A part of the strategy was to launch the Three Minute Miracle Day by day Conditioner with ampoules and to ramp up Pantene TV promoting. One other innovation was so as to add digital content to increase reach. In 2017, P&G launched a reality show which featured 10 women rhapsodizing about the fantastic thing about their hair. It’s now in its second edition.

Conversations in regards to the way forward for Brazil normally end with questions of what comes next with the economy, if not the presidential election. “Brazil goes to be the country of the longer term,” said Alex Serodia, a young entrepreneur who founded the Beleza na Web e-commerce company. “You’ve all the time got to concentrate on the long run in Brazil, because you’ll be able to get too excited with the short term after which get frustrated afterward.”
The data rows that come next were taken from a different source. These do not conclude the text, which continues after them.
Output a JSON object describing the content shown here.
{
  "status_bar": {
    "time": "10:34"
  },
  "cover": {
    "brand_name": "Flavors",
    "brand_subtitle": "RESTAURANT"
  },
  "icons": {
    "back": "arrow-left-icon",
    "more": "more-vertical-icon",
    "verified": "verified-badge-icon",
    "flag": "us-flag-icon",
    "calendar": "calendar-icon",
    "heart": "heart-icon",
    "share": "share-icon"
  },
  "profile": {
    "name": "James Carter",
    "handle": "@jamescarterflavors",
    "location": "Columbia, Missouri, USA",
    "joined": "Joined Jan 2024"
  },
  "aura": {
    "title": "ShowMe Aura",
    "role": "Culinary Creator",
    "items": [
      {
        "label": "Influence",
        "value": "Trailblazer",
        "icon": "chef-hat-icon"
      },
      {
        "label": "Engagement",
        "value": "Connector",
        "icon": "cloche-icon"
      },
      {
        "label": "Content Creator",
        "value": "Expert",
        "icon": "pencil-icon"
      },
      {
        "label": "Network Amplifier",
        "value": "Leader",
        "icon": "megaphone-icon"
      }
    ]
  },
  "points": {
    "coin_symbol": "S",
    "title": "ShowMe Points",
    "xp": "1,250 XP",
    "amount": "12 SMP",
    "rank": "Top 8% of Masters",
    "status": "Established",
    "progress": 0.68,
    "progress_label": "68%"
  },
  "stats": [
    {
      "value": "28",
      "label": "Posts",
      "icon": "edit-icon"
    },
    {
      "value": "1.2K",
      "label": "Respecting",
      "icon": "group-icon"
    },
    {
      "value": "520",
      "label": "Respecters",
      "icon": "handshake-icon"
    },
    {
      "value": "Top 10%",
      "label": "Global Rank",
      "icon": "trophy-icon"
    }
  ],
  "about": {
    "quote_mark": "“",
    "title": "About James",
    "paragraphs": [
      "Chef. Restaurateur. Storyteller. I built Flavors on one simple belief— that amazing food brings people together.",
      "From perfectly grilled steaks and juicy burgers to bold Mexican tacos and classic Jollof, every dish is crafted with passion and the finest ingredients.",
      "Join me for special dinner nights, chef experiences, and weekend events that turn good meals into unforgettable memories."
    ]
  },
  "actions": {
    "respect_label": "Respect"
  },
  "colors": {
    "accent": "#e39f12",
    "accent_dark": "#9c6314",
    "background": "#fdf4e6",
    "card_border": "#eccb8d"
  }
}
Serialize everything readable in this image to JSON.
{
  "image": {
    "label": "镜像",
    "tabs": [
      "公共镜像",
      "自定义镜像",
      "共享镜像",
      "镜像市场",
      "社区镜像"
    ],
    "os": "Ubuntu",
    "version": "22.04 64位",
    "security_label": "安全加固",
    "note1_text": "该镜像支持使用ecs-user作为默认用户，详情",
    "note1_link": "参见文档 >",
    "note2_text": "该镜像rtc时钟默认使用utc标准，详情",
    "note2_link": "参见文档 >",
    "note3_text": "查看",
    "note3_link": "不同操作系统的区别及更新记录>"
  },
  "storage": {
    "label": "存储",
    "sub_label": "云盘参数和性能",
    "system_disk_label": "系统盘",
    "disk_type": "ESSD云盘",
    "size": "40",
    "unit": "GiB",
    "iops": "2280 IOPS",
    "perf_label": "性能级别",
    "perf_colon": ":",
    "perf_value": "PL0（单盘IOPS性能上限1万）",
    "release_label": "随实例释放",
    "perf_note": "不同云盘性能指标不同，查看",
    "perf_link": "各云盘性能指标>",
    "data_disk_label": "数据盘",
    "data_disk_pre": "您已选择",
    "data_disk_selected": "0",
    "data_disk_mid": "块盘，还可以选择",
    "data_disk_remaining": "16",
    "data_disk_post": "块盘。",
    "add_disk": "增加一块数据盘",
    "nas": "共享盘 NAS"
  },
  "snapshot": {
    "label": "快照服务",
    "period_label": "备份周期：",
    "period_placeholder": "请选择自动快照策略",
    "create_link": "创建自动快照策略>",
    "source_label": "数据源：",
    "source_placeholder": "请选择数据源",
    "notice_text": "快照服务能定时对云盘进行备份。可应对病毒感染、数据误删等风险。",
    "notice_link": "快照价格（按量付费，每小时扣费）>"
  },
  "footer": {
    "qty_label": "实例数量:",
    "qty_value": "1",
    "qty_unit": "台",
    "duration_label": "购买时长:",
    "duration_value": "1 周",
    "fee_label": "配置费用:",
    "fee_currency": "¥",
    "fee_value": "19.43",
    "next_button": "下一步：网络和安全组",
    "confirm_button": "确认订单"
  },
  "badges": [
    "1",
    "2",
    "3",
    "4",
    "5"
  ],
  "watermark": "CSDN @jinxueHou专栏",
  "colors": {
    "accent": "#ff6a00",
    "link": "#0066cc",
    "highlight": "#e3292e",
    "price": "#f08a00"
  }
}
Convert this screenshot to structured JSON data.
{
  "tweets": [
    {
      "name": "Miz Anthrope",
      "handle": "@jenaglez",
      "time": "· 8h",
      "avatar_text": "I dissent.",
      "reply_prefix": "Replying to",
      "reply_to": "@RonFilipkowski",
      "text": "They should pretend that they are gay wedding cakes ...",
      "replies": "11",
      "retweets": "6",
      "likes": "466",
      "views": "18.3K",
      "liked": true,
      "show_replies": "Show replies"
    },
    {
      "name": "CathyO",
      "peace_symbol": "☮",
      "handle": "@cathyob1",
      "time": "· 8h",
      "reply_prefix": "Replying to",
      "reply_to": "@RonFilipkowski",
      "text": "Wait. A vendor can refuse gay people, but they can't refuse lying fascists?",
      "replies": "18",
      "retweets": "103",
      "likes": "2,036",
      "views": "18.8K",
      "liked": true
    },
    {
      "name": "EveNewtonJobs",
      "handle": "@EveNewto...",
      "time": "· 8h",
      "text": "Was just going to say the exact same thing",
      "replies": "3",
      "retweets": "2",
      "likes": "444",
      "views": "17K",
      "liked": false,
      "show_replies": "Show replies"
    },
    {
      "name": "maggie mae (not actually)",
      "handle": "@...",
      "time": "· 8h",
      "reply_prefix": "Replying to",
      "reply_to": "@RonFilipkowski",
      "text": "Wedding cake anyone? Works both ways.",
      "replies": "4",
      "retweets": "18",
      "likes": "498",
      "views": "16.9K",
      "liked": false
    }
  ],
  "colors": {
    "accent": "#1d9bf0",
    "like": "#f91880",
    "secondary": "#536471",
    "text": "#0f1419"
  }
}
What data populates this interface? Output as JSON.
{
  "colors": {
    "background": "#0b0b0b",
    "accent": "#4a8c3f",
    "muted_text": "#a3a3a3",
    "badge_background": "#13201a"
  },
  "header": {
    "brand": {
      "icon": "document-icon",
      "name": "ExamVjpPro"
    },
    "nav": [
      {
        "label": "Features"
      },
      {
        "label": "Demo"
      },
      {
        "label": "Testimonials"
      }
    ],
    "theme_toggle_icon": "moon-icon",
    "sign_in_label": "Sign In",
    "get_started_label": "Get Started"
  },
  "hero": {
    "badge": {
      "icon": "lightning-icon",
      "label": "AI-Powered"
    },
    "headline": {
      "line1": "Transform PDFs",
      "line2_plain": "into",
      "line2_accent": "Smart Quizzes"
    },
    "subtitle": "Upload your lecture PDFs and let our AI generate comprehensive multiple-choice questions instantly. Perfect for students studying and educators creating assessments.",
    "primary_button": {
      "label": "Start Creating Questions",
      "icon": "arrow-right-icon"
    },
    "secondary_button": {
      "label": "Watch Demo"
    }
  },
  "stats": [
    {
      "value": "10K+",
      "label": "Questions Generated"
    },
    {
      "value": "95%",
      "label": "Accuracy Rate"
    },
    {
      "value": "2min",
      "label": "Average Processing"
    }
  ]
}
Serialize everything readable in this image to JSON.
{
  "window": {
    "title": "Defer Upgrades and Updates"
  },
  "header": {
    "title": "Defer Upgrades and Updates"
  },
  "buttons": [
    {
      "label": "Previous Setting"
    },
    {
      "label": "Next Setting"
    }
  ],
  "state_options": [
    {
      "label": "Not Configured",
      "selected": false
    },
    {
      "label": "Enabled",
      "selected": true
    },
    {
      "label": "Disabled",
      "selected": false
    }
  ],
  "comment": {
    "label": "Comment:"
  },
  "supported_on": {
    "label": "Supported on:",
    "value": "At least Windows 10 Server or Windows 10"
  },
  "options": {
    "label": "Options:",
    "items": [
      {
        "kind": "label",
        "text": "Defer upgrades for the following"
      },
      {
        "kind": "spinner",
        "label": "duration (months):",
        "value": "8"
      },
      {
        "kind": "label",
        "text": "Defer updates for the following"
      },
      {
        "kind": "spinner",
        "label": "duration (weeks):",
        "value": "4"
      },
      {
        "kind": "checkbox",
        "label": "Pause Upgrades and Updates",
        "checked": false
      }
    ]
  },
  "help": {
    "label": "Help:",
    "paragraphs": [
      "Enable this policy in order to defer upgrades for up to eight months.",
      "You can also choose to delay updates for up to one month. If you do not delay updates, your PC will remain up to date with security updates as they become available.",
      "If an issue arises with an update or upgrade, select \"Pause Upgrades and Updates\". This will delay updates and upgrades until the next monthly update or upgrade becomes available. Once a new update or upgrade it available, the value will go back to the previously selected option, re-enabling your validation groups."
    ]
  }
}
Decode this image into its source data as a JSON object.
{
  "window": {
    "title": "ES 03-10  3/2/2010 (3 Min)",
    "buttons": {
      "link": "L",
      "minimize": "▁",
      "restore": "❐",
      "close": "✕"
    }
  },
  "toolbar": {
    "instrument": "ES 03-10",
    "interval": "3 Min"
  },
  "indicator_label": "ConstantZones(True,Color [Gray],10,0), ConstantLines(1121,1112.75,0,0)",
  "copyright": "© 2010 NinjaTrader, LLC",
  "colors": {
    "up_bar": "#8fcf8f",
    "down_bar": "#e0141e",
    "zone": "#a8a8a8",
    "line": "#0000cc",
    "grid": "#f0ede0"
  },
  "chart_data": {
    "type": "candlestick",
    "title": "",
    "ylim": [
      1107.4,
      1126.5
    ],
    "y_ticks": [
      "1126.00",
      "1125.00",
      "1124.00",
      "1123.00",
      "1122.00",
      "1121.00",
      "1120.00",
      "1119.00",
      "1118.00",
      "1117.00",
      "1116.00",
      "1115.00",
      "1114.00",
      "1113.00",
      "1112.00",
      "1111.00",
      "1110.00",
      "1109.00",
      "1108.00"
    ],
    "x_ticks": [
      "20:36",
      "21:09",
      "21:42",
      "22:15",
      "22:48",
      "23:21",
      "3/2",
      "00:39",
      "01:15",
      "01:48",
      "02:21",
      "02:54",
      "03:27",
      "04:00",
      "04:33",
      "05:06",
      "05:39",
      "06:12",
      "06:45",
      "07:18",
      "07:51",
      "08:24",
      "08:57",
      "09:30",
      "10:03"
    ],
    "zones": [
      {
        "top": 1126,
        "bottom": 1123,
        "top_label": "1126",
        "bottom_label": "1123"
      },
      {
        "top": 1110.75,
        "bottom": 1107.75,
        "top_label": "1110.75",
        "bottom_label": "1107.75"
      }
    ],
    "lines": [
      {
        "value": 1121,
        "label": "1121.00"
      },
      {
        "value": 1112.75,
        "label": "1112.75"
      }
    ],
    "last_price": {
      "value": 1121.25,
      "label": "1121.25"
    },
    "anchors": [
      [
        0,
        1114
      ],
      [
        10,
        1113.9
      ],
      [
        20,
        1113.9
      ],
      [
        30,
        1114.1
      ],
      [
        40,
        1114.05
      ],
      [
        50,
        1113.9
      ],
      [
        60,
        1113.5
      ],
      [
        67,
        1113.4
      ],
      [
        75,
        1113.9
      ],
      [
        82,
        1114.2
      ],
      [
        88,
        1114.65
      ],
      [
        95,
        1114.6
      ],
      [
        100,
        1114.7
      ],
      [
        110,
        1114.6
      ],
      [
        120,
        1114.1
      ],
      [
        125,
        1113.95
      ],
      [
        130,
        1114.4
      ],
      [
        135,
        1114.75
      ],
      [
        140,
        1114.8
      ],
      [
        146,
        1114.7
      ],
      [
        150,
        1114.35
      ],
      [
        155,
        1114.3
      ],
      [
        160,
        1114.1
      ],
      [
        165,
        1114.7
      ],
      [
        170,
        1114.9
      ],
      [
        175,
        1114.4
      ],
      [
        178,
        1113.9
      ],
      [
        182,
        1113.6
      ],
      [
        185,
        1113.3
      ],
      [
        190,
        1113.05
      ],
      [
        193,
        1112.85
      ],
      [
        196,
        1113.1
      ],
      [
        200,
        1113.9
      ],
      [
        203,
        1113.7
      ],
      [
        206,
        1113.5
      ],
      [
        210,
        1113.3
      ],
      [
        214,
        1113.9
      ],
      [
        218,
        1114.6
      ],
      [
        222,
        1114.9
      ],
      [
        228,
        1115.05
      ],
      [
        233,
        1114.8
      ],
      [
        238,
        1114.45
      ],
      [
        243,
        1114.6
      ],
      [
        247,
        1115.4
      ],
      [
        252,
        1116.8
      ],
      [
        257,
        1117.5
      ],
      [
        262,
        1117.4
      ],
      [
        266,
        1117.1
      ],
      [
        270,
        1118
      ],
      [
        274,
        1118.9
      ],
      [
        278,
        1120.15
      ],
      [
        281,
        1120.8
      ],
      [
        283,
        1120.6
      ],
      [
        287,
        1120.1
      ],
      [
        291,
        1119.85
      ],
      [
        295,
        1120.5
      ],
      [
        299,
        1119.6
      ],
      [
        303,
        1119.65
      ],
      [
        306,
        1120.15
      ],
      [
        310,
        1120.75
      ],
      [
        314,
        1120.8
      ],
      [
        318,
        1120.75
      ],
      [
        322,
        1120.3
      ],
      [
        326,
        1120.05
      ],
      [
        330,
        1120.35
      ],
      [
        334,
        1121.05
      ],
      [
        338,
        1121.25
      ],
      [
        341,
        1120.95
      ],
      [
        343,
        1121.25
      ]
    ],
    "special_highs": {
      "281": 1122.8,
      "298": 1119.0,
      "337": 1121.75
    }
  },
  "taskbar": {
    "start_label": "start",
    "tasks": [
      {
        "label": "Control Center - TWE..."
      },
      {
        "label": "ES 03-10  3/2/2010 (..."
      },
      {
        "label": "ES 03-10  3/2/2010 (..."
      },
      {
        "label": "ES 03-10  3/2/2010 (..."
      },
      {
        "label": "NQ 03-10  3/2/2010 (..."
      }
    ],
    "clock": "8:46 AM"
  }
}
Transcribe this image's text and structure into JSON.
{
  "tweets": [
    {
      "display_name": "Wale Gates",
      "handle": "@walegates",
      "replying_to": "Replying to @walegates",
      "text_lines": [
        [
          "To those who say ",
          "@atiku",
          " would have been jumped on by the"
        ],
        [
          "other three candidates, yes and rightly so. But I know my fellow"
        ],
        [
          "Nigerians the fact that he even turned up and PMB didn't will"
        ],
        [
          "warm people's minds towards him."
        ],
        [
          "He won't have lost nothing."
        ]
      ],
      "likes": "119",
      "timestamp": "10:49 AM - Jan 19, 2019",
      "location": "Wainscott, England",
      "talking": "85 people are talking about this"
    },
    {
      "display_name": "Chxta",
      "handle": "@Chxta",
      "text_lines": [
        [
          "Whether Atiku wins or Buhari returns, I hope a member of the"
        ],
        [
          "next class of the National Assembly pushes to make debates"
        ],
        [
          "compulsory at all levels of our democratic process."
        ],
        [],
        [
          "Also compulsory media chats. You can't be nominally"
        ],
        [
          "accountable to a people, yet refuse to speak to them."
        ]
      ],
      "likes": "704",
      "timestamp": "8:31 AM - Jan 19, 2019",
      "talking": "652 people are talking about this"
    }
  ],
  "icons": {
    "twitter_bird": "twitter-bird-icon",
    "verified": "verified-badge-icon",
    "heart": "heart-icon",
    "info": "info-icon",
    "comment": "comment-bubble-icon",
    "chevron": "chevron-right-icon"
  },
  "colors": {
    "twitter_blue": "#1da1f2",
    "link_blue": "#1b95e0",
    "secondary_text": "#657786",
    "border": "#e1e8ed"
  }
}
It looks as if the opportunities haven’t gone unnoticed. Juliana Martins, beauty and personal-care senior specialist at Mintel, remarked how recent points of sale are popping up. Not only are pharmacy chains and malls being built, but foreign brands are moving in. She pointed to Kiko Milano, a November 2016 entry; the French-based L’Occitane au Brésil, which in 4 years has begun expanding by opening recent franchises, and the French Yves Rocher, which inaugurated its first franchise within the south region of Brazil in December 2016.

“For the subsequent few years,” Martins concluded, “the wonder and personal-care sector can have the prospect to resume sales growth just as before the economic crisis.”

She described the state of the Brazilian industry as “dynamic and competitive.”